Affleurement avec des alternances norite-anorthosite près de Tweefontein, Bushveld (Afrique du Sud)

Figure 20. Affleurement avec des alternances norite-anorthosite près de Tweefontein, Bushveld (Afrique du Sud)

Certains lits semblent composés de gabbro (norite) classique, d'autres sont exclusivement composées de plagioclases (anorthosite). Les transitions sont parfois très nettes, parfois progressives.

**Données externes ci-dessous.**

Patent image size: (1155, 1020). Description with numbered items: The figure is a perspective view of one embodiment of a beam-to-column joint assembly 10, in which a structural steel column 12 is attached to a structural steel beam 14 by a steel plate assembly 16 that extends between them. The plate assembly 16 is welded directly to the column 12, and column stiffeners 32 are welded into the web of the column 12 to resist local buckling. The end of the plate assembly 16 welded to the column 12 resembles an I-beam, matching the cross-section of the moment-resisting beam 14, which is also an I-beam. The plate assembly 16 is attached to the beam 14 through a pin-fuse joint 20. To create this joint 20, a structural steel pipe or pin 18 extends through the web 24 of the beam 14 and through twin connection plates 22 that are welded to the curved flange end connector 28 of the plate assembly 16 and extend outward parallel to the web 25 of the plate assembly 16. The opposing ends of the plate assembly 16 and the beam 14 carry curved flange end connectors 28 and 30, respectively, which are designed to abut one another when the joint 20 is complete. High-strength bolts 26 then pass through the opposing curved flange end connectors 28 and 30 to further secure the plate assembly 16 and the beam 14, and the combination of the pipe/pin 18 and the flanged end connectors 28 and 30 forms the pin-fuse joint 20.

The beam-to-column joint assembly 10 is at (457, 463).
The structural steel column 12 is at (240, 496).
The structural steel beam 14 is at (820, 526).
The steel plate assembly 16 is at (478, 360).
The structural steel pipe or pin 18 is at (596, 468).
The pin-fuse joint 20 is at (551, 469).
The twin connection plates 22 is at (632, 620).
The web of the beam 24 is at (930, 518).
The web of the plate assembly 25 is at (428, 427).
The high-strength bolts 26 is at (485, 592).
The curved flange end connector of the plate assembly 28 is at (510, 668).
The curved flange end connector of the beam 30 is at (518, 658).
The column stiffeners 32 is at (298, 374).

Dans les lits riches en pyroxènes, ceux-ci sont parfois répartis de façon homogène, parfois concentrés en bas ou en haut des lits… Tout cela montre que la genèse de ce litage n'est pas un phénomène simple.

Localisation par fichier kmz du site à alternances norite-anorthosite de Tweefontein (Bushveld, Afrique du Sud).


Vue rapprochée sur ces alternances norite-anorthosite près de Tweefontein, Bushveld (Afrique du Sud)

Figure 21. Vue rapprochée sur ces alternances norite-anorthosite près de Tweefontein, Bushveld (Afrique du Sud)

Certains lits semblent composés de gabbro (norite) classique, d'autres sont exclusivement composées de plagioclases (anorthosite). Les transitions sont parfois très nettes, parfois progressives. Dans les lits riches en pyroxènes, ceux-ci sont parfois répartis de façon homogène, parfois concentrés en bas ou en haut des lits… Tout cela montre que la genèse de ce litage n'est pas un phénomène simple.


Détail des alternances norite-anorthosite près de Tweefontein, Bushveld (Afrique du Sud)

Figure 22. Détail des alternances norite-anorthosite près de Tweefontein, Bushveld (Afrique du Sud)

Certains lits semblent composés de gabbro (norite) classique, d'autres sont exclusivement composées de plagioclases (anorthosite). Les transitions sont parfois très nettes, parfois progressives. Dans les lits riches en pyroxènes, ceux-ci sont parfois répartis de façon homogène, parfois concentrés en bas ou en haut des lits… Tout cela montre que la genèse de ce litage n'est pas un phénomène simple.


Vue sur d'autres alternances norite-anorthosite près de Tweefontein, Bushveld (Afrique du Sud)

Figure 23. Vue sur d'autres alternances norite-anorthosite près de Tweefontein, Bushveld (Afrique du Sud)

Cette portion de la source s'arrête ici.